14ACMOS is about enabling manufacture of 14A Semiconductor technology. It addresses the 4 key pillars in IC technology development for manufacture; Lithography, Metrology, Mask Infrastructure and Process technology. Carl ZEISS, Trumpf and ASML are the main parties to push the lithography solutions to 14A. Between Carl ZEISS, Fraunhofer, RWTH, UW and TNO further understanding of optics life time and plasma physics is pursued in optimizing optics transmission and lifetime. Nova, BRT, ILT and PTB address measurement sensitivity enhancement of X-ray and optical based methodologies to meet the 14A requirements. Imec, TNO, PTB, UPB and RWTH will combine and tune metrology techniques specifically for the assessment of EUV reticle degradation. On throughput and resolution enhancement Bruker, EXC, PTB and AMIL will work on X-ray sources and AMIL, ICT and NFI on e-beam and SPM platforms for in-line metrology. On the reduction of Total Measurement Uncertainty, Prodrive and AMIL cover the development of an ultra-high precision wafer stage and NVIDIA, AMIL and Prodrive the development of a next generation image processing system.
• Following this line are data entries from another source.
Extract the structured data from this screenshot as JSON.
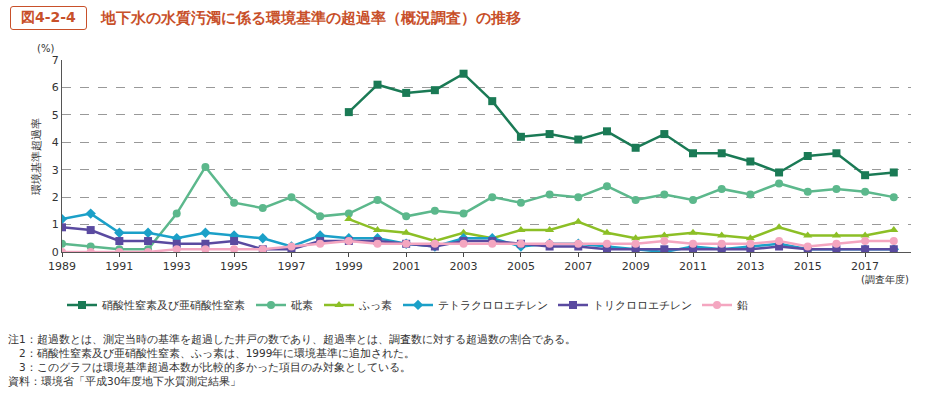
{
  "chart_data": {
    "type": "line",
    "figure_label": "図4-2-4",
    "title": "地下水の水質汚濁に係る環境基準の超過率（概況調査）の推移",
    "y_label": "環境基準超過率",
    "y_unit": "(%)",
    "x_label": "(調査年度)",
    "x": [
      1989,
      1990,
      1991,
      1992,
      1993,
      1994,
      1995,
      1996,
      1997,
      1998,
      1999,
      2000,
      2001,
      2002,
      2003,
      2004,
      2005,
      2006,
      2007,
      2008,
      2009,
      2010,
      2011,
      2012,
      2013,
      2014,
      2015,
      2016,
      2017,
      2018
    ],
    "series": [
      {
        "name": "硝酸性窒素及び亜硝酸性窒素",
        "color": "#1a7a55",
        "marker": "square",
        "values": [
          null,
          null,
          null,
          null,
          null,
          null,
          null,
          null,
          null,
          null,
          5.1,
          6.1,
          5.8,
          5.9,
          6.5,
          5.5,
          4.2,
          4.3,
          4.1,
          4.4,
          3.8,
          4.3,
          3.6,
          3.6,
          3.3,
          2.9,
          3.5,
          3.6,
          2.8,
          2.9
        ]
      },
      {
        "name": "砒素",
        "color": "#5cb88c",
        "marker": "circle",
        "values": [
          0.3,
          0.2,
          0.1,
          0.1,
          1.4,
          3.1,
          1.8,
          1.6,
          2.0,
          1.3,
          1.4,
          1.9,
          1.3,
          1.5,
          1.4,
          2.0,
          1.8,
          2.1,
          2.0,
          2.4,
          1.9,
          2.1,
          1.9,
          2.3,
          2.1,
          2.5,
          2.2,
          2.3,
          2.2,
          2.0
        ]
      },
      {
        "name": "ふっ素",
        "color": "#8cbf26",
        "marker": "triangle",
        "values": [
          null,
          null,
          null,
          null,
          null,
          null,
          null,
          null,
          null,
          null,
          1.2,
          0.8,
          0.7,
          0.4,
          0.7,
          0.5,
          0.8,
          0.8,
          1.1,
          0.7,
          0.5,
          0.6,
          0.7,
          0.6,
          0.5,
          0.9,
          0.6,
          0.6,
          0.6,
          0.8
        ]
      },
      {
        "name": "テトラクロロエチレン",
        "color": "#1ba0c8",
        "marker": "diamond",
        "values": [
          1.2,
          1.4,
          0.7,
          0.7,
          0.5,
          0.7,
          0.6,
          0.5,
          0.2,
          0.6,
          0.5,
          0.5,
          0.3,
          0.2,
          0.5,
          0.5,
          0.2,
          0.3,
          0.3,
          0.2,
          0.1,
          0.0,
          0.2,
          0.1,
          0.2,
          0.3,
          0.1,
          0.1,
          0.1,
          0.1
        ]
      },
      {
        "name": "トリクロロエチレン",
        "color": "#5a4aa0",
        "marker": "square",
        "values": [
          0.9,
          0.8,
          0.4,
          0.4,
          0.3,
          0.3,
          0.4,
          0.1,
          0.1,
          0.4,
          0.4,
          0.4,
          0.3,
          0.2,
          0.4,
          0.4,
          0.3,
          0.2,
          0.2,
          0.1,
          0.1,
          0.1,
          0.1,
          0.1,
          0.1,
          0.2,
          0.1,
          0.1,
          0.1,
          0.1
        ]
      },
      {
        "name": "鉛",
        "color": "#f4a6c0",
        "marker": "circle",
        "values": [
          0.0,
          0.0,
          0.0,
          0.0,
          0.1,
          0.1,
          0.1,
          0.1,
          0.2,
          0.3,
          0.4,
          0.3,
          0.3,
          0.3,
          0.3,
          0.3,
          0.3,
          0.3,
          0.3,
          0.3,
          0.3,
          0.4,
          0.3,
          0.3,
          0.3,
          0.4,
          0.2,
          0.3,
          0.4,
          0.4
        ]
      }
    ],
    "xlim": [
      1989,
      2018.6
    ],
    "xticks": [
      1989,
      1991,
      1993,
      1995,
      1997,
      1999,
      2001,
      2003,
      2005,
      2007,
      2009,
      2011,
      2013,
      2015,
      2017
    ],
    "ylim": [
      0,
      7
    ],
    "yticks": [
      0,
      1,
      2,
      3,
      4,
      5,
      6,
      7
    ],
    "grid": true,
    "legend": "bottom",
    "notes": [
      "注1：超過数とは、測定当時の基準を超過した井戸の数であり、超過率とは、調査数に対する超過数の割合である。",
      "　2：硝酸性窒素及び亜硝酸性窒素、ふっ素は、1999年に環境基準に追加された。",
      "　3：このグラフは環境基準超過本数が比較的多かった項目のみ対象としている。"
    ],
    "source": "資料：環境省「平成30年度地下水質測定結果」"
  }
}
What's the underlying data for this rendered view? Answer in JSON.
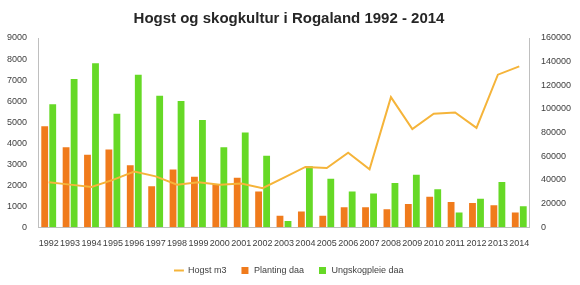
{
  "chart_data": {
    "type": "bar",
    "title": "Hogst og skogkultur i Rogaland 1992 - 2014",
    "categories": [
      "1992",
      "1993",
      "1994",
      "1995",
      "1996",
      "1997",
      "1998",
      "1999",
      "2000",
      "2001",
      "2002",
      "2003",
      "2004",
      "2005",
      "2006",
      "2007",
      "2008",
      "2009",
      "2010",
      "2011",
      "2012",
      "2013",
      "2014"
    ],
    "series": [
      {
        "name": "Planting daa",
        "color": "#f07b1c",
        "type": "bar",
        "values": [
          4800,
          3800,
          3450,
          3700,
          2950,
          1950,
          2750,
          2400,
          2050,
          2350,
          1700,
          550,
          750,
          550,
          950,
          950,
          850,
          1100,
          1450,
          1200,
          1150,
          1050,
          700
        ]
      },
      {
        "name": "Ungskogpleie daa",
        "color": "#66d926",
        "type": "bar",
        "values": [
          5850,
          7050,
          7800,
          5400,
          7250,
          6250,
          6000,
          5100,
          3800,
          4500,
          3400,
          300,
          2900,
          2300,
          1700,
          1600,
          2100,
          2500,
          1800,
          700,
          1350,
          2150,
          1000
        ]
      },
      {
        "name": "Hogst m3",
        "color": "#f5b43a",
        "type": "line",
        "axis": "y2",
        "values": [
          38000,
          36000,
          34000,
          40000,
          47000,
          43000,
          36000,
          38000,
          36000,
          37000,
          33000,
          42000,
          51000,
          50000,
          63000,
          49000,
          110000,
          83000,
          96000,
          97000,
          84000,
          129000,
          136000
        ]
      }
    ],
    "ylim": [
      0,
      9000
    ],
    "yticks": [
      0,
      1000,
      2000,
      3000,
      4000,
      5000,
      6000,
      7000,
      8000,
      9000
    ],
    "y2lim": [
      0,
      160000
    ],
    "y2ticks": [
      0,
      20000,
      40000,
      60000,
      80000,
      100000,
      120000,
      140000,
      160000
    ],
    "grid": false,
    "legend": "bottom"
  }
}
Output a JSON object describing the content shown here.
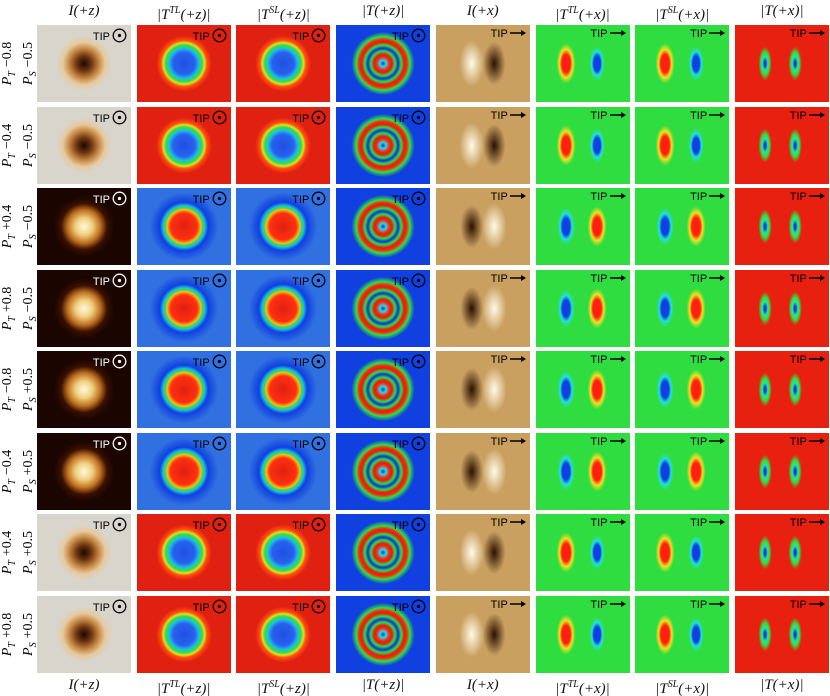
{
  "columns": [
    {
      "prefix": "I(+z)"
    },
    {
      "prefix": "|T",
      "sup": "TL",
      "suffix": "(+z)|"
    },
    {
      "prefix": "|T",
      "sup": "SL",
      "suffix": "(+z)|"
    },
    {
      "prefix": "|T(+z)|"
    },
    {
      "prefix": "I(+x)"
    },
    {
      "prefix": "|T",
      "sup": "TL",
      "suffix": "(+x)|"
    },
    {
      "prefix": "|T",
      "sup": "SL",
      "suffix": "(+x)|"
    },
    {
      "prefix": "|T(+x)|"
    }
  ],
  "tip_label": "TIP",
  "row_symbols": {
    "pt": {
      "symbol": "P",
      "sub": "T"
    },
    "ps": {
      "symbol": "P",
      "sub": "S"
    }
  },
  "rows": [
    {
      "pt": "−0.8",
      "ps": "−0.5"
    },
    {
      "pt": "−0.4",
      "ps": "−0.5"
    },
    {
      "pt": "+0.4",
      "ps": "−0.5"
    },
    {
      "pt": "+0.8",
      "ps": "−0.5"
    },
    {
      "pt": "−0.8",
      "ps": "+0.5"
    },
    {
      "pt": "−0.4",
      "ps": "+0.5"
    },
    {
      "pt": "+0.4",
      "ps": "+0.5"
    },
    {
      "pt": "+0.8",
      "ps": "+0.5"
    }
  ]
}
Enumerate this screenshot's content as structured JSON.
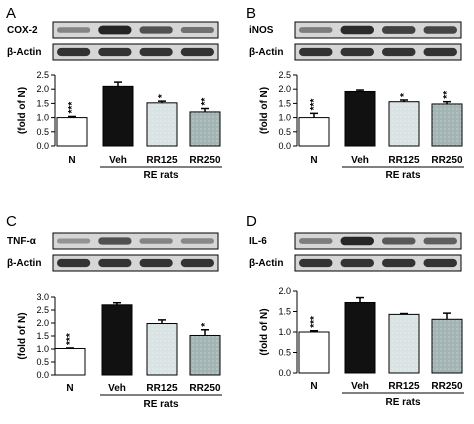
{
  "figure": {
    "panels": [
      {
        "letter": "A",
        "blots": [
          {
            "label": "COX-2",
            "intensities": [
              0.3,
              0.95,
              0.65,
              0.42
            ]
          },
          {
            "label": "β-Actin",
            "intensities": [
              0.85,
              0.85,
              0.85,
              0.85
            ]
          }
        ],
        "group_label": "RE rats"
      },
      {
        "letter": "B",
        "blots": [
          {
            "label": "iNOS",
            "intensities": [
              0.35,
              0.9,
              0.75,
              0.72
            ]
          },
          {
            "label": "β-Actin",
            "intensities": [
              0.85,
              0.85,
              0.85,
              0.85
            ]
          }
        ],
        "group_label": "RE rats"
      },
      {
        "letter": "C",
        "blots": [
          {
            "label": "TNF-α",
            "intensities": [
              0.2,
              0.65,
              0.3,
              0.28
            ]
          },
          {
            "label": "β-Actin",
            "intensities": [
              0.85,
              0.85,
              0.85,
              0.85
            ]
          }
        ],
        "group_label": "RE rats"
      },
      {
        "letter": "D",
        "blots": [
          {
            "label": "IL-6",
            "intensities": [
              0.35,
              0.92,
              0.6,
              0.55
            ]
          },
          {
            "label": "β-Actin",
            "intensities": [
              0.85,
              0.85,
              0.85,
              0.85
            ]
          }
        ],
        "group_label": "RE rats"
      }
    ]
  },
  "colors": {
    "N": "#ffffff",
    "Veh": "#111111",
    "RR125": "#d9e3e3",
    "RR250": "#a3b4b4",
    "blot_band": "#1c1c1c",
    "blot_bg": "#d6d6d6"
  },
  "chart_data": [
    {
      "panel": "A",
      "type": "bar",
      "categories": [
        "N",
        "Veh",
        "RR125",
        "RR250"
      ],
      "values": [
        1.0,
        2.1,
        1.52,
        1.2
      ],
      "errors": [
        0.04,
        0.15,
        0.06,
        0.12
      ],
      "significance": [
        "***",
        "",
        "*",
        "**"
      ],
      "ylabel": "(fold of N)",
      "ylim": [
        0,
        2.5
      ],
      "yticks": [
        "0.0",
        "0.5",
        "1.0",
        "1.5",
        "2.0",
        "2.5"
      ]
    },
    {
      "panel": "B",
      "type": "bar",
      "categories": [
        "N",
        "Veh",
        "RR125",
        "RR250"
      ],
      "values": [
        1.0,
        1.92,
        1.56,
        1.48
      ],
      "errors": [
        0.15,
        0.05,
        0.06,
        0.08
      ],
      "significance": [
        "***",
        "",
        "*",
        "**"
      ],
      "ylabel": "(fold of N)",
      "ylim": [
        0,
        2.5
      ],
      "yticks": [
        "0.0",
        "0.5",
        "1.0",
        "1.5",
        "2.0",
        "2.5"
      ]
    },
    {
      "panel": "C",
      "type": "bar",
      "categories": [
        "N",
        "Veh",
        "RR125",
        "RR250"
      ],
      "values": [
        1.02,
        2.7,
        1.98,
        1.52
      ],
      "errors": [
        0.02,
        0.08,
        0.14,
        0.22
      ],
      "significance": [
        "***",
        "",
        "",
        "*"
      ],
      "ylabel": "(fold of N)",
      "ylim": [
        0,
        3.0
      ],
      "yticks": [
        "0.0",
        "0.5",
        "1.0",
        "1.5",
        "2.0",
        "2.5",
        "3.0"
      ]
    },
    {
      "panel": "D",
      "type": "bar",
      "categories": [
        "N",
        "Veh",
        "RR125",
        "RR250"
      ],
      "values": [
        1.0,
        1.72,
        1.43,
        1.31
      ],
      "errors": [
        0.03,
        0.12,
        0.02,
        0.15
      ],
      "significance": [
        "***",
        "",
        "",
        ""
      ],
      "ylabel": "(fold of N)",
      "ylim": [
        0,
        2.0
      ],
      "yticks": [
        "0.0",
        "0.5",
        "1.0",
        "1.5",
        "2.0"
      ]
    }
  ]
}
In Mask Infrastructure there are FHG (IISB), ASML, Carl Zeiss covering the creation of a simulation based mask repair strategy and with Carl ZEISS, ASML, PI and UPB HW/SW and process technology for particle removal is created and repair durability is covered with Carl ZEISS, ASML, Suss and UPB. Process technology covers the creation of patterning solutions with the involvement of imec and TEL. On active device selection there will be imec, Cadence, IBS, JSR, Recif and TEL with THERMO enabling advanced TEM characterization. Middle Of Line and Back End Of Line solution development is with imec, TEL, Solmates and Coventor for process modules and Cadence the interface with the design community. On Sustainable Semiconductor Technology and Systems there are imec, Recif and ThermoFisher covering sustainable material and processing alternatives.